Thirty Stony Brook Medicine physicians, residents and medical students recently spoke to Brentwood, Longwood and Wyandanch high school students about careers in healthcare as part of the American Medical Association’s (AMA) annual Doctors Back to School Day.
The Renaissance School of Medicine has participated in the annual event since 2017. The AMA created Doctors Back to School Day to help students from underrepresented communities realize that medicine is an attainable profession. The community outreach program is also an important learning opportunity for medical students since studies indicate that medical students and residents participating in community service are more likely to specialize in family medicine or primary care. The volunteers spoke to more than 500 high schoolers from the three schools on Tuesday, May 17.
The medical students and residents were joined by Stony Brook Medicine attending physicians Dr. Cordia Beverley, assistant dean for Community Health Policy; Dr. Carly Gomes, assistant professor of pediatrics; Dr. Alexandra Guillaume, assistant professor and director of the Gastrointestinal Motility Center; and Dr. Yuri Jadotte, assistant professor and associate program director of the Preventative Medicine Residency Program.
Dr. Beverley has been the driving force behind the annual event. Last year’s program was held virtually because of COVID-19. This year’s event marked an in-person return of Doctors Back to School and featured a Spanish language session for students at Brentwood High School.
“It is incredibly important for these high school students to have the opportunity to meet role models in the field of medicine who are able to demonstrate the many rewards of studying and practicing medicine,” Dr. Beverley said.

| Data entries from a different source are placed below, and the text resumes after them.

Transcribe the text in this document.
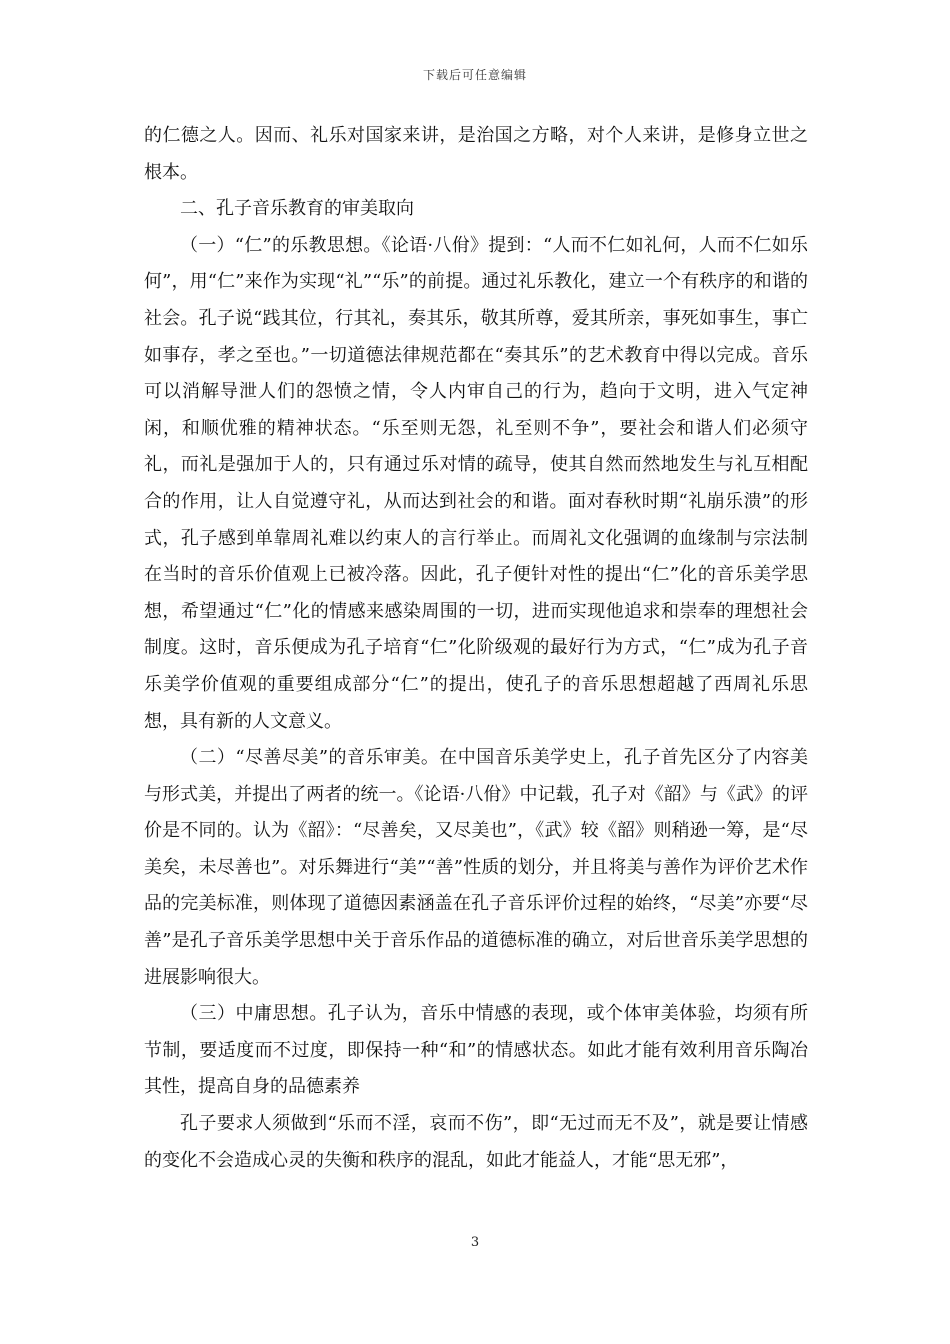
下载后可任意编辑

的仁德之人。因而、礼乐对国家来讲，是治国之方略，对个人来讲，是修身立世之根本。

二、孔子音乐教育的审美取向

（一）“仁”的乐教思想。《论语·八佾》提到：“人而不仁如礼何，人而不仁如乐何”，用“仁”来作为实现“礼”“乐”的前提。通过礼乐教化，建立一个有秩序的和谐的社会。孔子说“践其位，行其礼，奏其乐，敬其所尊，爱其所亲，事死如事生，事亡如事存，孝之至也。”一切道德法律规范都在“奏其乐”的艺术教育中得以完成。音乐可以消解导泄人们的怨愤之情，令人内审自己的行为，趋向于文明，进入气定神闲，和顺优雅的精神状态。“乐至则无怨，礼至则不争”，要社会和谐人们必须守礼，而礼是强加于人的，只有通过乐对情的疏导，使其自然而然地发生与礼互相配合的作用，让人自觉遵守礼，从而达到社会的和谐。面对春秋时期“礼崩乐溃”的形式，孔子感到单靠周礼难以约束人的言行举止。而周礼文化强调的血缘制与宗法制在当时的音乐价值观上已被冷落。因此，孔子便针对性的提出“仁”化的音乐美学思想，希望通过“仁”化的情感来感染周围的一切，进而实现他追求和崇奉的理想社会制度。这时，音乐便成为孔子培育“仁”化阶级观的最好行为方式，“仁”成为孔子音乐美学价值观的重要组成部分“仁”的提出，使孔子的音乐思想超越了西周礼乐思想，具有新的人文意义。

（二）“尽善尽美”的音乐审美。在中国音乐美学史上，孔子首先区分了内容美与形式美，并提出了两者的统一。《论语·八佾》中记载，孔子对《韶》与《武》的评价是不同的。认为《韶》：“尽善矣，又尽美也”，《武》较《韶》则稍逊一筹，是“尽美矣，未尽善也”。对乐舞进行“美”“善”性质的划分，并且将美与善作为评价艺术作品的完美标准，则体现了道德因素涵盖在孔子音乐评价过程的始终，“尽美”亦要“尽善”是孔子音乐美学思想中关于音乐作品的道德标准的确立，对后世音乐美学思想的进展影响很大。

（三）中庸思想。孔子认为，音乐中情感的表现，或个体审美体验，均须有所节制，要适度而不过度，即保持一种“和”的情感状态。如此才能有效利用音乐陶冶其性，提高自身的品德素养

孔子要求人须做到“乐而不淫，哀而不伤”，即“无过而无不及”，就是要让情感的变化不会造成心灵的失衡和秩序的混乱，如此才能益人，才能“思无邪”，

3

The medical students spoke about their own journeys to medical school and what their experience has been like so far. The high school students asked questions about how to apply to medical school, how to decide what kind of medicine to specialize in, how to balance school obligations with one’s personal life and which medical school classes were the most fun.
The teachers were extremely enthusiastic about Doctors Back to School.
“Thank you for sending the medical students and physicians to Wyandanch,” one teacher said. “They were all so wonderful! They interacted with the students on such a real level that it was awesome to witness.”
Doctors Back to School Day is one of several Stony Brook Medicine initiatives to increase the number of future healthcare professionals from underrepresented and underserved communities. Stony Brook also works closely with Brentwood, Longwood and Wyandanch schools through the Health Occupations Partnership for Excellence (HOPE) program, which has launched the college careers of more than 200 Long Island students since its inception in 2005.
In addition, Stony Brook participates in the national mentoring program, Black Men In White Coats, led by Dr. Wilfred Farquharson, licensed psychologist and clinical assistant professor of psychiatry and behavioral health at Stony Brook. In 2021, Dr. Farquharson brought together a panel discussion and a screening of the film Black Men In White Coats, and asked the mentors to share their career insights with hundreds of high school students and their families.